It has not been a great time for the UK games industry, losing the likes of Blitz Games in 2013 and, more recently, Ghost Games UK being hit by a number of layoffs. Activision has also revealed it is considering closing its Leeds-based games studio Blast Furnace.
Now, the trade association known as TIGA (The Independent Game Developer Association) has firmly pointed the finger at a European Commission investigation into planned tax breaks for the industry. The new legislation was introduced to move the UK more in line with other countries where the games industry is flourishing, such as France and Canada. However, Joaquin Almunia, the EU competition commissioner, thwarted the plans introduced in 2013, which would have offered 25% tax relief on up to 80% of a game’s budget if the money was spent in the UK. Almunia argued that there was no need for aid to be given to the industry as there was, according to an EU report, “no obvious market failure.” The competition commissioner conceded he was also worried that if the UK plans were pushed through, it could start a chain reaction across Europe.
TIGA shot down Almunia’s comments, and TIGA’s chairman, Dr.
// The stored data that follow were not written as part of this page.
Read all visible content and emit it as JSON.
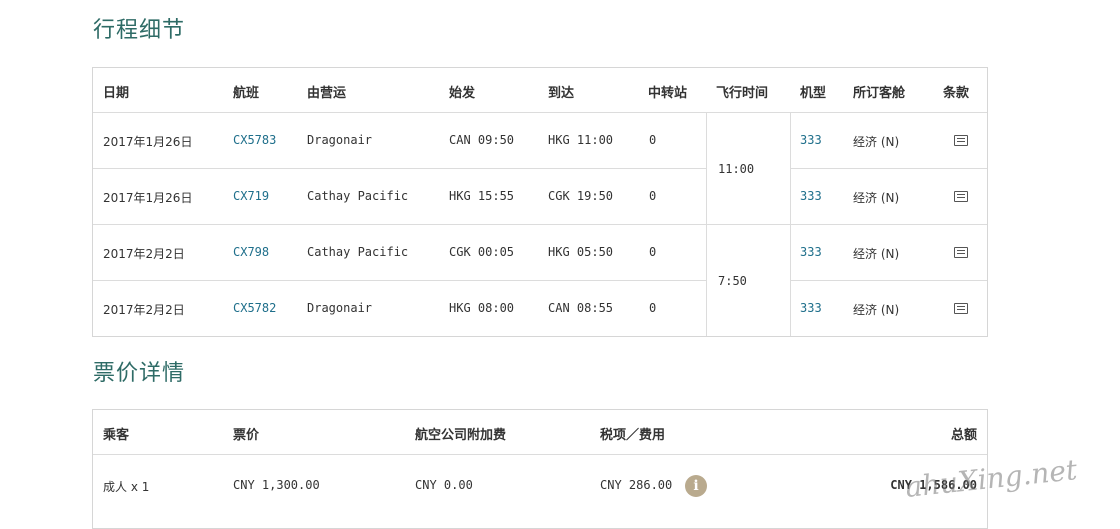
{
  "sections": {
    "itinerary_title": "行程细节",
    "fare_title": "票价详情"
  },
  "itinerary": {
    "headers": [
      "日期",
      "航班",
      "由营运",
      "始发",
      "到达",
      "中转站",
      "飞行时间",
      "机型",
      "所订客舱",
      "条款"
    ],
    "rows": [
      {
        "date": "2017年1月26日",
        "flight": "CX5783",
        "operator": "Dragonair",
        "depart": "CAN 09:50",
        "arrive": "HKG 11:00",
        "stops": "0",
        "aircraft": "333",
        "cabin": "经济 (N)"
      },
      {
        "date": "2017年1月26日",
        "flight": "CX719",
        "operator": "Cathay Pacific",
        "depart": "HKG 15:55",
        "arrive": "CGK 19:50",
        "stops": "0",
        "aircraft": "333",
        "cabin": "经济 (N)"
      },
      {
        "date": "2017年2月2日",
        "flight": "CX798",
        "operator": "Cathay Pacific",
        "depart": "CGK 00:05",
        "arrive": "HKG 05:50",
        "stops": "0",
        "aircraft": "333",
        "cabin": "经济 (N)"
      },
      {
        "date": "2017年2月2日",
        "flight": "CX5782",
        "operator": "Dragonair",
        "depart": "HKG 08:00",
        "arrive": "CAN 08:55",
        "stops": "0",
        "aircraft": "333",
        "cabin": "经济 (N)"
      }
    ],
    "flight_times": [
      "11:00",
      "7:50"
    ]
  },
  "fare": {
    "headers": [
      "乘客",
      "票价",
      "航空公司附加费",
      "税项／费用",
      "总额"
    ],
    "row": {
      "passenger": "成人 x 1",
      "fare": "CNY 1,300.00",
      "surcharge": "CNY 0.00",
      "taxes": "CNY 286.00",
      "total": "CNY 1,586.00"
    },
    "info_icon_glyph": "i"
  },
  "watermark": "ahuXing.net",
  "icons": {
    "terms": "document-icon",
    "info": "info-icon"
  }
}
Richard Wilson, said, “We have strong anecdotal evidence that this is now harming our industry.” He also lambasted the European Commission for dawdling on the matter, with no definitive deadline or time schedule for a decision to be made on tax relief. “They could reply tomorrow, next month, in six months or 12 months,” he added. “This has really gone on for a long time now.”
For the sake of Blast Furnace and other UK studios, it had best be sooner rather than later.